Karakter bijak (hikmah) ditemukan dalam model interaksi pendidikan Luqman terhadap anaknya. Luqman menerapkan pendidikan anak akibat kompetensi hikmah yang diberikan Allah kepadanya. Dominasi sifat bijak ini melandasi interaksi pendidikan yang dilakukan kepada anaknya. Akibatnya, pendidikan anak yang dilakukan dengan skala prioritas dimulai dengan penguatan aspek 'aqidah. Penanaman keimanan menunjukkan konsep transendensi yang menjadi landasan awal pendidikan anak. Seleksi materi berikutnya pada penguatan aspek shari‘ah dan akhlaq. Sikap bijak Luqman tertuju pada upaya pembentukan anak didik menjadi insan kamil dengan melalui tiga aspek materi tersebut.
Profil Nuh dalam perspektif pendidik menunjukkan karakter tanggung jawab dalam mendidik anaknya. Tanggung jawab ini ditunjukkan dalam mendidik anaknya agar memiliki kualitas iman dan meninggalkan pergaulan dengan orang-orang kafir. Meskipun tujuan pendidikan Nuh terhadap Kan’an tidak berhasil, namun wujud tanggung jawab Nuh sebagai orang tua dan pendidik tetap dilakukan. Realisasi tanggung jawab ini dalam bentuk pembelaan terhadap nasib Kan’an yang mati tenggelam bersama orang kafir. Pembelaan itu dilakukan dihadapan Allah, agar sebisa mungkin Nuh dapat memberi syafa’at (pertolongan). Hal ini menunjukkan bahwa pendidikan tidak bersifat transaksional, namun lebih mengarah pada tanggung jawab moral pendidik atas kesuksesan anak didiknya.

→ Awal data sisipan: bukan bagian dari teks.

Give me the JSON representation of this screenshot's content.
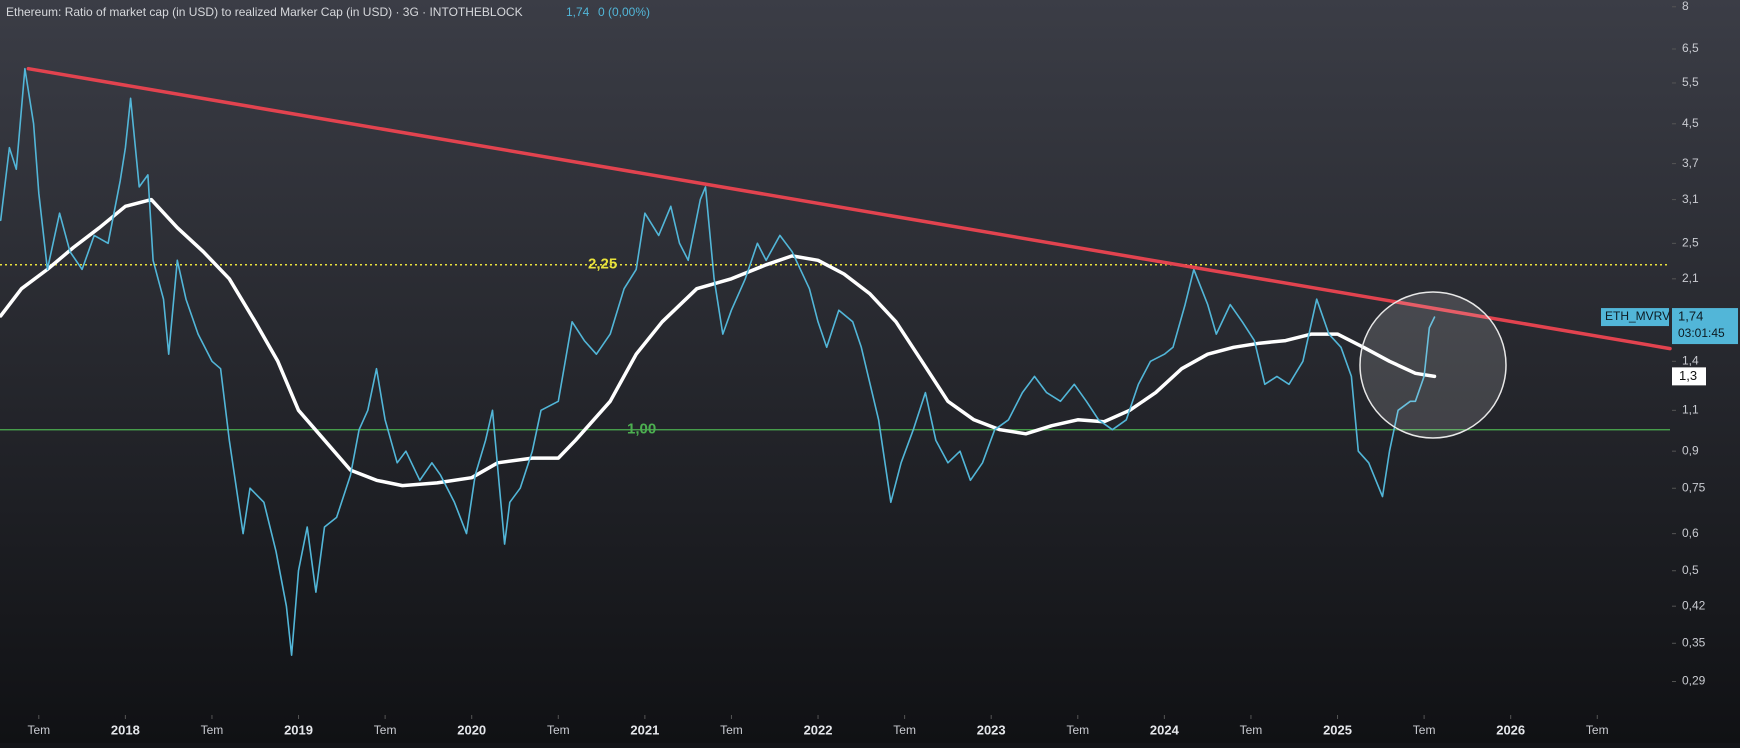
{
  "chart_data": {
    "type": "line",
    "title": "Ethereum: Ratio of market cap (in USD) to realized Marker Cap (in USD) · 3G · INTOTHEBLOCK",
    "last_value_label": "1,74",
    "change_label": "0 (0,00%)",
    "log_scale": true,
    "xlim": [
      2017.276,
      2026.92
    ],
    "ylim": [
      0.246,
      8.27
    ],
    "xticks": [
      {
        "value": 2017.5,
        "label": "Tem"
      },
      2018,
      {
        "value": 2018.5,
        "label": "Tem"
      },
      2019,
      {
        "value": 2019.5,
        "label": "Tem"
      },
      2020,
      {
        "value": 2020.5,
        "label": "Tem"
      },
      2021,
      {
        "value": 2021.5,
        "label": "Tem"
      },
      2022,
      {
        "value": 2022.5,
        "label": "Tem"
      },
      2023,
      {
        "value": 2023.5,
        "label": "Tem"
      },
      2024,
      {
        "value": 2024.5,
        "label": "Tem"
      },
      2025,
      {
        "value": 2025.5,
        "label": "Tem"
      },
      2026,
      {
        "value": 2026.5,
        "label": "Tem"
      }
    ],
    "yticks": [
      8,
      {
        "value": 6.5,
        "label": "6,5"
      },
      {
        "value": 5.5,
        "label": "5,5"
      },
      {
        "value": 4.5,
        "label": "4,5"
      },
      {
        "value": 3.7,
        "label": "3,7"
      },
      {
        "value": 3.1,
        "label": "3,1"
      },
      {
        "value": 2.5,
        "label": "2,5"
      },
      {
        "value": 2.1,
        "label": "2,1"
      },
      {
        "value": 1.4,
        "label": "1,4"
      },
      {
        "value": 1.1,
        "label": "1,1"
      },
      {
        "value": 0.9,
        "label": "0,9"
      },
      {
        "value": 0.75,
        "label": "0,75"
      },
      {
        "value": 0.6,
        "label": "0,6"
      },
      {
        "value": 0.5,
        "label": "0,5"
      },
      {
        "value": 0.42,
        "label": "0,42"
      },
      {
        "value": 0.35,
        "label": "0,35"
      },
      {
        "value": 0.29,
        "label": "0,29"
      }
    ],
    "hlines": [
      {
        "value": 2.25,
        "label": "2,25",
        "color": "#e8e23c",
        "style": "dotted"
      },
      {
        "value": 1.0,
        "label": "1,00",
        "color": "#4caf50",
        "style": "solid"
      }
    ],
    "series": [
      {
        "name": "ETH_MVRV",
        "color": "#52b6d8",
        "x": [
          2017.28,
          2017.33,
          2017.37,
          2017.42,
          2017.47,
          2017.5,
          2017.55,
          2017.62,
          2017.68,
          2017.75,
          2017.82,
          2017.9,
          2017.97,
          2018.0,
          2018.03,
          2018.08,
          2018.13,
          2018.16,
          2018.22,
          2018.25,
          2018.3,
          2018.35,
          2018.42,
          2018.5,
          2018.55,
          2018.6,
          2018.68,
          2018.72,
          2018.8,
          2018.87,
          2018.93,
          2018.96,
          2019.0,
          2019.05,
          2019.1,
          2019.15,
          2019.22,
          2019.3,
          2019.35,
          2019.4,
          2019.45,
          2019.5,
          2019.57,
          2019.62,
          2019.7,
          2019.77,
          2019.82,
          2019.9,
          2019.97,
          2020.02,
          2020.08,
          2020.12,
          2020.19,
          2020.22,
          2020.28,
          2020.35,
          2020.4,
          2020.5,
          2020.58,
          2020.65,
          2020.72,
          2020.8,
          2020.88,
          2020.95,
          2021.0,
          2021.08,
          2021.15,
          2021.2,
          2021.25,
          2021.32,
          2021.35,
          2021.4,
          2021.45,
          2021.5,
          2021.58,
          2021.65,
          2021.7,
          2021.78,
          2021.85,
          2021.95,
          2022.0,
          2022.05,
          2022.12,
          2022.2,
          2022.25,
          2022.35,
          2022.42,
          2022.48,
          2022.55,
          2022.62,
          2022.68,
          2022.75,
          2022.82,
          2022.88,
          2022.95,
          2023.02,
          2023.1,
          2023.18,
          2023.25,
          2023.32,
          2023.4,
          2023.48,
          2023.55,
          2023.62,
          2023.7,
          2023.78,
          2023.85,
          2023.92,
          2024.0,
          2024.05,
          2024.12,
          2024.17,
          2024.25,
          2024.3,
          2024.38,
          2024.45,
          2024.52,
          2024.58,
          2024.65,
          2024.72,
          2024.8,
          2024.88,
          2024.95,
          2025.02,
          2025.08,
          2025.12,
          2025.18,
          2025.26,
          2025.3,
          2025.35,
          2025.42,
          2025.45,
          2025.5,
          2025.53,
          2025.56
        ],
        "values": [
          2.8,
          4.0,
          3.6,
          5.9,
          4.5,
          3.2,
          2.2,
          2.9,
          2.4,
          2.2,
          2.6,
          2.5,
          3.4,
          4.0,
          5.1,
          3.3,
          3.5,
          2.3,
          1.9,
          1.45,
          2.3,
          1.9,
          1.6,
          1.4,
          1.35,
          0.95,
          0.6,
          0.75,
          0.7,
          0.55,
          0.42,
          0.33,
          0.5,
          0.62,
          0.45,
          0.62,
          0.65,
          0.8,
          1.0,
          1.1,
          1.35,
          1.05,
          0.85,
          0.9,
          0.78,
          0.85,
          0.8,
          0.7,
          0.6,
          0.8,
          0.95,
          1.1,
          0.57,
          0.7,
          0.75,
          0.9,
          1.1,
          1.15,
          1.7,
          1.55,
          1.45,
          1.6,
          2.0,
          2.2,
          2.9,
          2.6,
          3.0,
          2.5,
          2.3,
          3.1,
          3.3,
          2.1,
          1.6,
          1.8,
          2.1,
          2.5,
          2.3,
          2.6,
          2.4,
          2.0,
          1.7,
          1.5,
          1.8,
          1.7,
          1.5,
          1.05,
          0.7,
          0.85,
          1.0,
          1.2,
          0.95,
          0.85,
          0.9,
          0.78,
          0.85,
          1.0,
          1.05,
          1.2,
          1.3,
          1.2,
          1.15,
          1.25,
          1.15,
          1.05,
          1.0,
          1.05,
          1.25,
          1.4,
          1.45,
          1.5,
          1.85,
          2.2,
          1.85,
          1.6,
          1.85,
          1.7,
          1.55,
          1.25,
          1.3,
          1.25,
          1.4,
          1.9,
          1.6,
          1.5,
          1.3,
          0.9,
          0.85,
          0.72,
          0.9,
          1.1,
          1.15,
          1.15,
          1.3,
          1.65,
          1.74
        ]
      },
      {
        "color": "#ffffff",
        "x": [
          2017.28,
          2017.4,
          2017.55,
          2017.7,
          2017.85,
          2018.0,
          2018.15,
          2018.3,
          2018.45,
          2018.6,
          2018.75,
          2018.88,
          2019.0,
          2019.15,
          2019.3,
          2019.45,
          2019.6,
          2019.8,
          2020.0,
          2020.15,
          2020.35,
          2020.5,
          2020.6,
          2020.8,
          2020.95,
          2021.1,
          2021.3,
          2021.5,
          2021.7,
          2021.85,
          2022.0,
          2022.15,
          2022.3,
          2022.45,
          2022.6,
          2022.75,
          2022.9,
          2023.05,
          2023.2,
          2023.35,
          2023.5,
          2023.65,
          2023.8,
          2023.95,
          2024.1,
          2024.25,
          2024.4,
          2024.55,
          2024.7,
          2024.85,
          2025.0,
          2025.15,
          2025.3,
          2025.45,
          2025.56
        ],
        "values": [
          1.75,
          2.0,
          2.2,
          2.45,
          2.7,
          3.0,
          3.1,
          2.7,
          2.4,
          2.1,
          1.7,
          1.4,
          1.1,
          0.95,
          0.82,
          0.78,
          0.76,
          0.77,
          0.79,
          0.85,
          0.87,
          0.87,
          0.95,
          1.15,
          1.45,
          1.7,
          2.0,
          2.1,
          2.25,
          2.35,
          2.3,
          2.15,
          1.95,
          1.7,
          1.4,
          1.15,
          1.05,
          1.0,
          0.98,
          1.02,
          1.05,
          1.04,
          1.1,
          1.2,
          1.35,
          1.45,
          1.5,
          1.53,
          1.55,
          1.6,
          1.6,
          1.5,
          1.4,
          1.32,
          1.3
        ]
      },
      {
        "color": "#e2434f",
        "x": [
          2017.44,
          2026.92
        ],
        "values": [
          5.9,
          1.49
        ]
      }
    ],
    "price_tags": [
      {
        "value": 1.74,
        "label": "1,74",
        "countdown": "03:01:45",
        "color": "#52b6d8"
      },
      {
        "value": 1.3,
        "label": "1,3",
        "color": "#ffffff"
      }
    ]
  }
}
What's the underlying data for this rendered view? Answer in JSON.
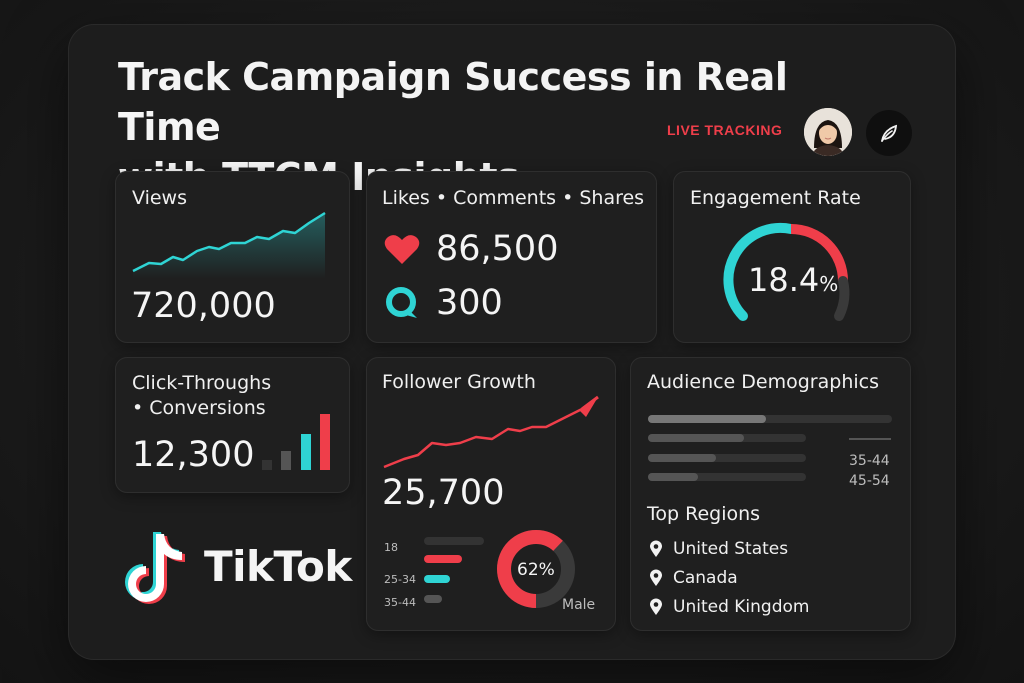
{
  "header": {
    "title_line1": "Track Campaign Success in Real Time",
    "title_line2": "with TTCM Insights",
    "live_label": "LIVE TRACKING"
  },
  "views": {
    "title": "Views",
    "value": "720,000"
  },
  "interactions": {
    "title": "Likes • Comments • Shares",
    "likes_value": "86,500",
    "comments_value": "300"
  },
  "engagement": {
    "title": "Engagement Rate",
    "value": "18.4",
    "unit": "%",
    "percent": 18.4
  },
  "clicks": {
    "title_line1": "Click-Throughs",
    "title_line2": "• Conversions",
    "value": "12,300"
  },
  "followers": {
    "title": "Follower Growth",
    "value": "25,700",
    "age_labels": [
      "18",
      "25-34",
      "35-44"
    ],
    "donut_label": "62%",
    "donut_percent": 62,
    "donut_caption": "Male"
  },
  "audience": {
    "title": "Audience Demographics",
    "age_labels": [
      "35-44",
      "45-54"
    ],
    "regions_title": "Top Regions",
    "regions": [
      "United States",
      "Canada",
      "United Kingdom"
    ]
  },
  "brand": {
    "name": "TikTok"
  },
  "colors": {
    "accent_red": "#ef3e4a",
    "accent_cyan": "#2fd4d4",
    "panel": "#1d1d1d",
    "card": "#1f1f1f"
  }
}
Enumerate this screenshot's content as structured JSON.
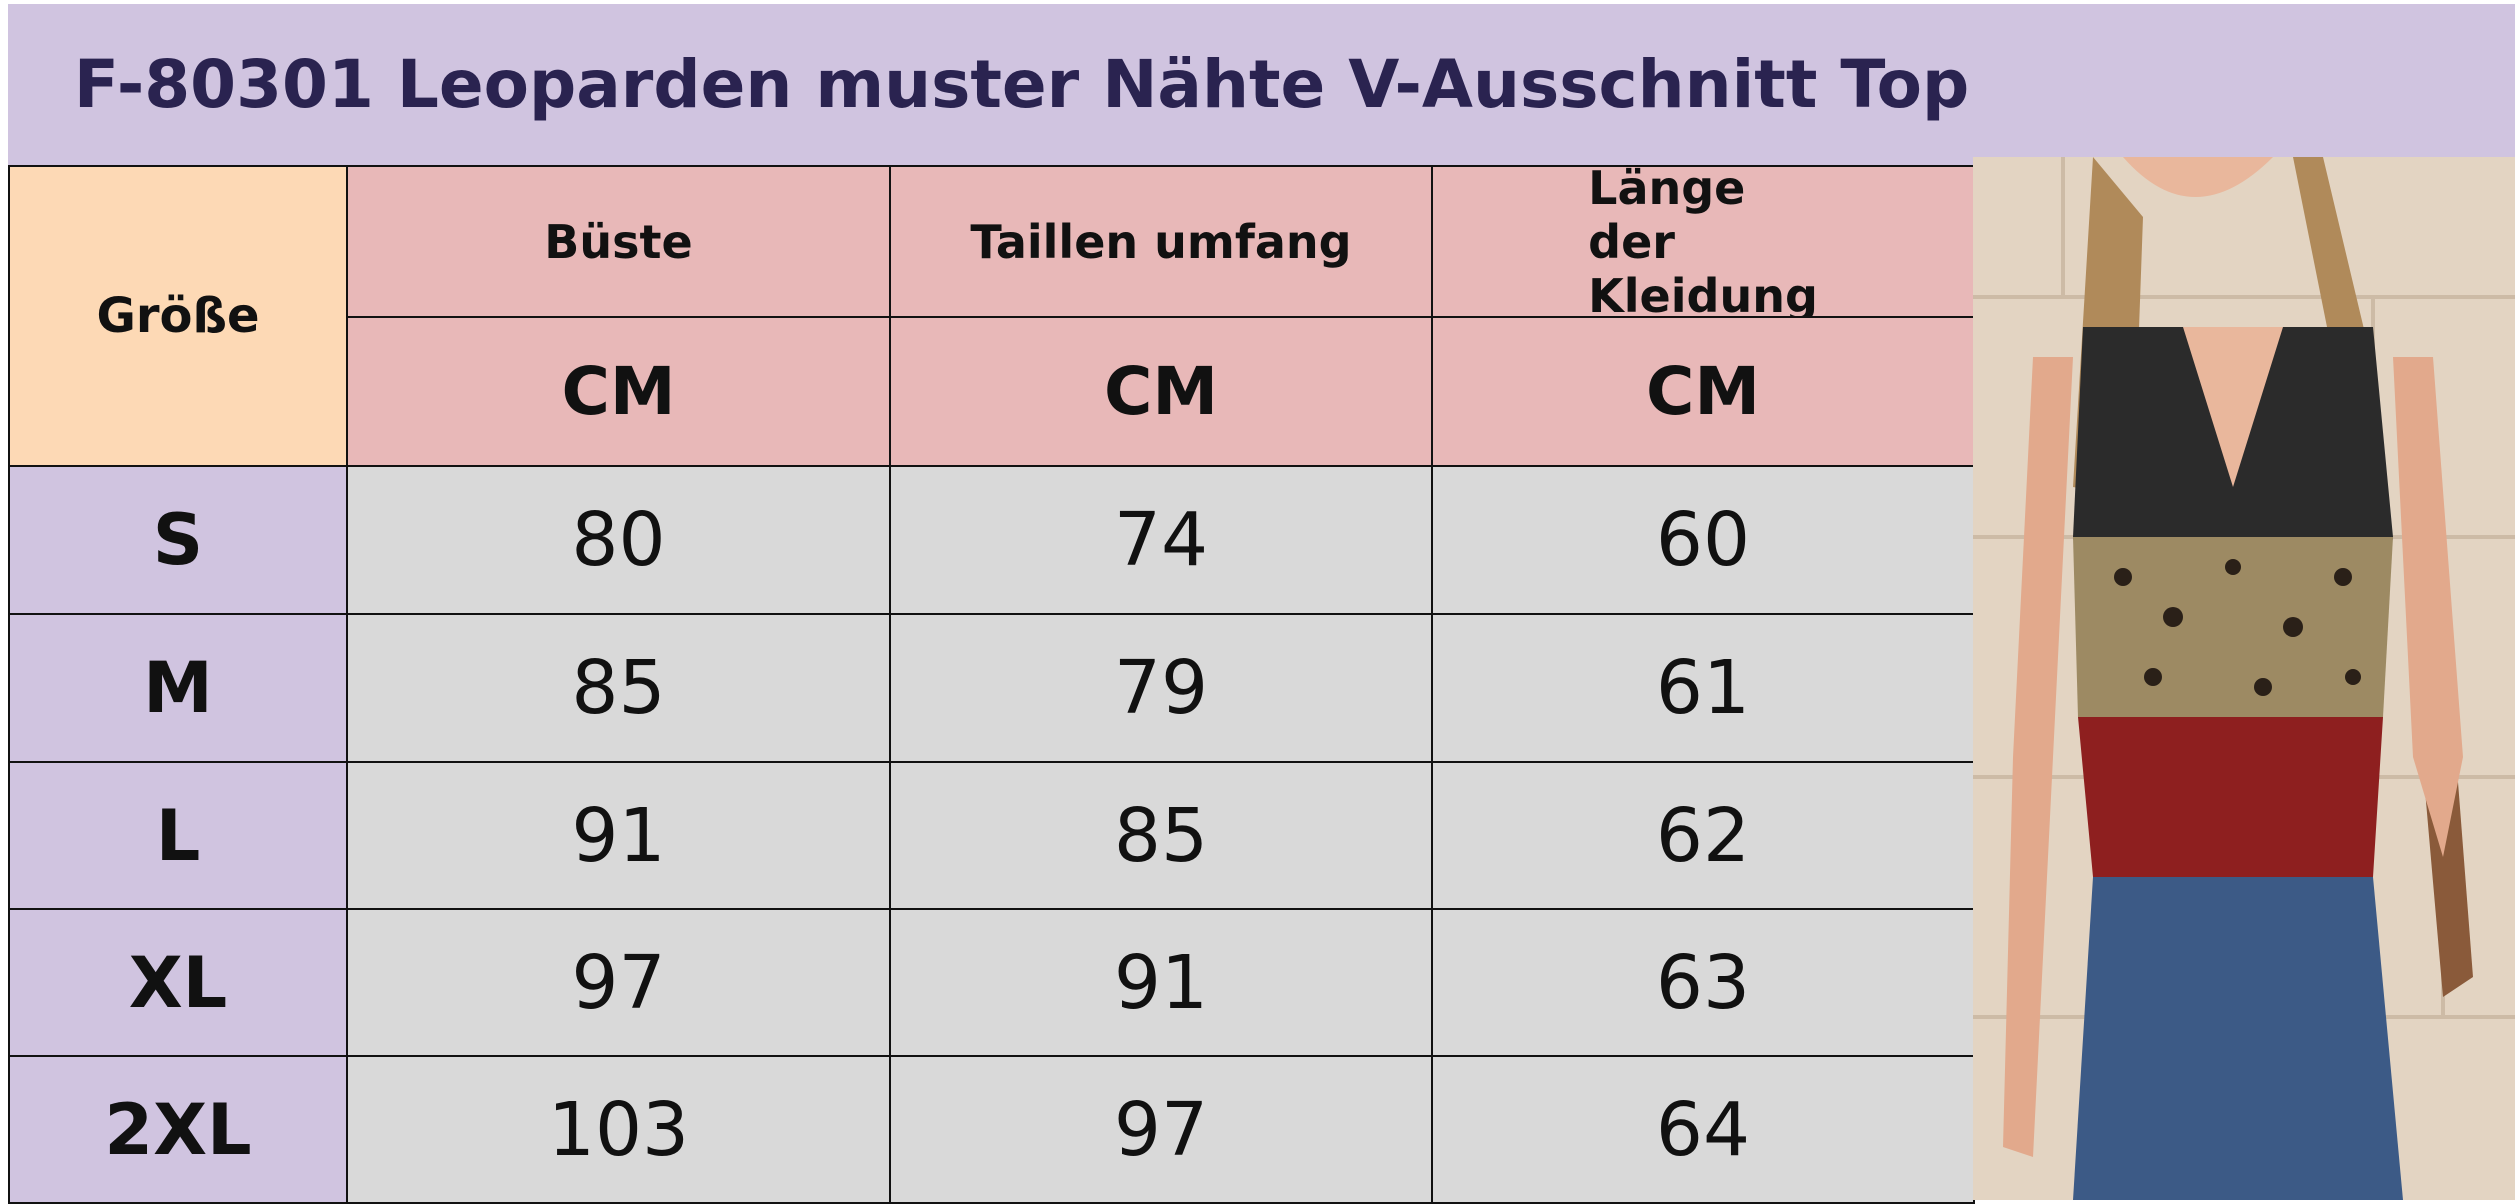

Pribadi Ibrahim sebagai pendidik menunjukkan sikap demokratis dalam mendidik anaknya. Demokratisasi pendidikan diterapkan dengan sasaran memberikan pilihan anak didik dengan penuh pertimbangan dan tanggung jawab. Hal ini terjadi karena materi pendidikan Ibrahim terhadap anaknya menyangkut masalah hak hidup pribadi (penyembelihan) yang melibatkan kesiapan emosional. Pendidikan dilakukan dengan memberikan hak asasi pada anak didik dalam menentukan sikapnya. Hal ini berarti pendidikan menghindari interaksi otoritatif-dogmatis karena menyangkut hak personal yang menuntut kesiapan emosioanal.
Pertimbangan psikologis anak didik menjadi inti pendidikan Ya’qub kepada anaknya. Artinya dalam proses pendidikan, Ya’qub berusaha untuk memahami permasalahan psikologi Yusuf, kemudian berusaha mencarikan solusinya. Dalam hal ini, Yusuf mengadukan kepada Ya’qub tentang mimpinya yang secara psikologis telah mengganggu kejiwaannya. Seandainya mimpi itu tidak mengganggunya, tentu tidak sampai dicurahkan kepada ayahnya. Ya’qub memahami permasalahan psikologis anaknya, sehingga memberikan pesan-pesan moral yang mengarah pada penanganan permasalahan yang dihadapi secara profesional dan kekeluargaan.
Pendidikan Maryam terhdap Isa lebih menekankan pada karakteristik intuitif. Pendidikan intuitif terjadi karena pendidikan secara natural tidak mungkin dilakukan. Maryam menjadikan Isa sebagai sarana mendidik umatnya. Maryam sendiri memposisikan Isa mampu memperoleh pengetahuan secara transendental melalui intuisi. Tindakan Maryam ini didasari atas keyakinannya, bahwa Isa akan mengemban misi profetik yang memiliki otoritas kepribadian berupa mu’jizat.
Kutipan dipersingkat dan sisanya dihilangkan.